As for the fish, most of them will be too tough for “long-armed” shrimp, although clumsy attempts to catch neighbors will definitely be present. It is best to focus on active species that occupy the upper and middle parts of the aquarium, for example, zebrafish, mollies, iris, barbs. Veil fish should be excluded, their long fins will be mercilessly plucked by shrimps. Caviar, fry, and small snails are also at risk.

Feeding Macrobrachium Shrimp

Macrobrachiums are omnivorous shrimps with an excellent appetite.

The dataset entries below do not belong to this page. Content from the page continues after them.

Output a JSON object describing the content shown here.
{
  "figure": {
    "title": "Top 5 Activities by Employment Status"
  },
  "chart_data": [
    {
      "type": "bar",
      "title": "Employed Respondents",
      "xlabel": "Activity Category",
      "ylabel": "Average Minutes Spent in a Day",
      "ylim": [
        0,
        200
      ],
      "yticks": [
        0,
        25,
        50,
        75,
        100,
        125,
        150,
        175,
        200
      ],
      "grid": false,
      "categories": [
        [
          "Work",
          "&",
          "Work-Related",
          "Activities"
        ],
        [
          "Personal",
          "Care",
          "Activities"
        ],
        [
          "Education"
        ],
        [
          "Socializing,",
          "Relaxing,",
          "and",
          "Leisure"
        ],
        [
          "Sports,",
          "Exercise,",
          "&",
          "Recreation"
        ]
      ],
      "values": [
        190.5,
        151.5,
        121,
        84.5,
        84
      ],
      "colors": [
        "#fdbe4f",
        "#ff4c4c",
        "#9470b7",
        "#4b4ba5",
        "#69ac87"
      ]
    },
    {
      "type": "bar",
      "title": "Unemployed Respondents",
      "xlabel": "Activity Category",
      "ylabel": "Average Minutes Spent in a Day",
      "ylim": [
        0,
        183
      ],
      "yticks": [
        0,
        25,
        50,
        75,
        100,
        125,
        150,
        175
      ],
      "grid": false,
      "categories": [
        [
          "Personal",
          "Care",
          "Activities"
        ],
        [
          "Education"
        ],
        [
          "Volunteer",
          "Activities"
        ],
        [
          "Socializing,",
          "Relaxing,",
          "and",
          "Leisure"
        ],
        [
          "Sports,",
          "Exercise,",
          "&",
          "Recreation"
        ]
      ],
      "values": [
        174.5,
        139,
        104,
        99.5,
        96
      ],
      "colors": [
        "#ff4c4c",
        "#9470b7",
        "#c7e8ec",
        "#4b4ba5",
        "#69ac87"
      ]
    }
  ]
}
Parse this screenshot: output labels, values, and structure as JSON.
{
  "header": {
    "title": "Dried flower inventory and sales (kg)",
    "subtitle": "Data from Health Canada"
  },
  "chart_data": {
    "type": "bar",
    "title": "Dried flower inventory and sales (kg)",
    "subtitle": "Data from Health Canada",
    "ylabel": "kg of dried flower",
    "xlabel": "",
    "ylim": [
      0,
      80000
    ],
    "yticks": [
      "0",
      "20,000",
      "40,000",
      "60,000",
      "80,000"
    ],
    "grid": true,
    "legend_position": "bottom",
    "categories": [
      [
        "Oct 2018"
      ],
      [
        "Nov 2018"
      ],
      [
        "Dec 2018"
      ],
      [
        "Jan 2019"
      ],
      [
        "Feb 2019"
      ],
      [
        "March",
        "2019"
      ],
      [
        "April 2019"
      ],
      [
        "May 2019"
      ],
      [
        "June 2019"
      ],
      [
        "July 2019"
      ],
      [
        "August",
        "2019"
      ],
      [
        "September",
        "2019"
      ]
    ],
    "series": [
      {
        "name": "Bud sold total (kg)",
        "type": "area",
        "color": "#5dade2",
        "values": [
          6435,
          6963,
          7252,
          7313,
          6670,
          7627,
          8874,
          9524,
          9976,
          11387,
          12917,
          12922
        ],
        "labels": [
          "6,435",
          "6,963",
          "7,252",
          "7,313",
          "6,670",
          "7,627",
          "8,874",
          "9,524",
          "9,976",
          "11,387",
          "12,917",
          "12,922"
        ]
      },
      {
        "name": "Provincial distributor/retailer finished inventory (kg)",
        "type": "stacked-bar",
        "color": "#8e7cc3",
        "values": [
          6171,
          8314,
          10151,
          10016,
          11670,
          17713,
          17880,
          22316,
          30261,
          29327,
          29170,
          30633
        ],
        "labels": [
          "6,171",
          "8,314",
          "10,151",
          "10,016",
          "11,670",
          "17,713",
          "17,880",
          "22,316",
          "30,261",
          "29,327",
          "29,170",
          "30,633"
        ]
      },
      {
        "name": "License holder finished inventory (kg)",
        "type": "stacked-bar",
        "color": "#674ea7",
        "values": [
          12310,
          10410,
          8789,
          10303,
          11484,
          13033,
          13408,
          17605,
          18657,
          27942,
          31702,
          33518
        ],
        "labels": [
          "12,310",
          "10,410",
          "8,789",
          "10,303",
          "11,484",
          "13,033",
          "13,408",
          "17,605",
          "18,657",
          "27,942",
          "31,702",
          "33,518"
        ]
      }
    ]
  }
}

It is recommended to feed them 3-4 times a day, as hungry shrimp will take an unhealthy interest in the neighbors in the aquarium.

The Tetra Crusta specialized shrimp food is the best choice for full growth and development. Their main feature is quality components and balance. It is known that feeding exclusively with animal food leads to an intensification of growth, shrimps have to shed more often, which does not have a very good effect on their health. High-quality dry food contains both animal and vegetable products, as well as a complex of vitamins for good health and longevity of crustaceans.

It is worth noting that macrobrachium shrimp are capable of eating up some types of algae, for example, filamentous. In this case, living plants are usually not damaged.

Reproduction and breeding

It is quite possible to get offspring from macrobrachium shrimp at home. Difficulties arise only with species whose larvae develop in saltwater. Shrimp become sexually mature at the age of about six months. Only the strongest male has the ability to mate with a female, therefore, during the breeding season, especially fierce fights are observed between them, in which, as usual, there are combat losses of limbs and claws.

The male, who won the fight, finds the female following a special trail of pheromones and mates with her, holding her with the help of the same long claws. After a week, the female lays large, rounded eggs up to 1.5 mm in diameter in a secluded place. Then it attaches them to its abdominal legs (pleopods), where they remain until the young shrimp hatch. This allows for better preservation of the offspring, and the constant movements of the legs create a constant stream of water around the eggs.

After about a month, young shrimps are born, which immediately go in search of food. At first, it is pasture but has already reached a size of half a centimeter, young shrimps begin to hunt. At this time, they have increased growth, in a month a shrimp can grow by one centimeter.

Adult macrobrachiums can easily feast on their offspring, so if possible, it is recommended to transfer juveniles to a separate aquarium, where the shrimp grow up without danger of being eaten.

Alice White

Written by Alice White

Alice White, a devoted pet lover and writer, has turned her boundless affection for animals into a fulfilling career. Originally dreaming of wildlife, her limited scientific background led her to specialize in animal literature. Now she happily spends her days researching and writing about various creatures, living her dream.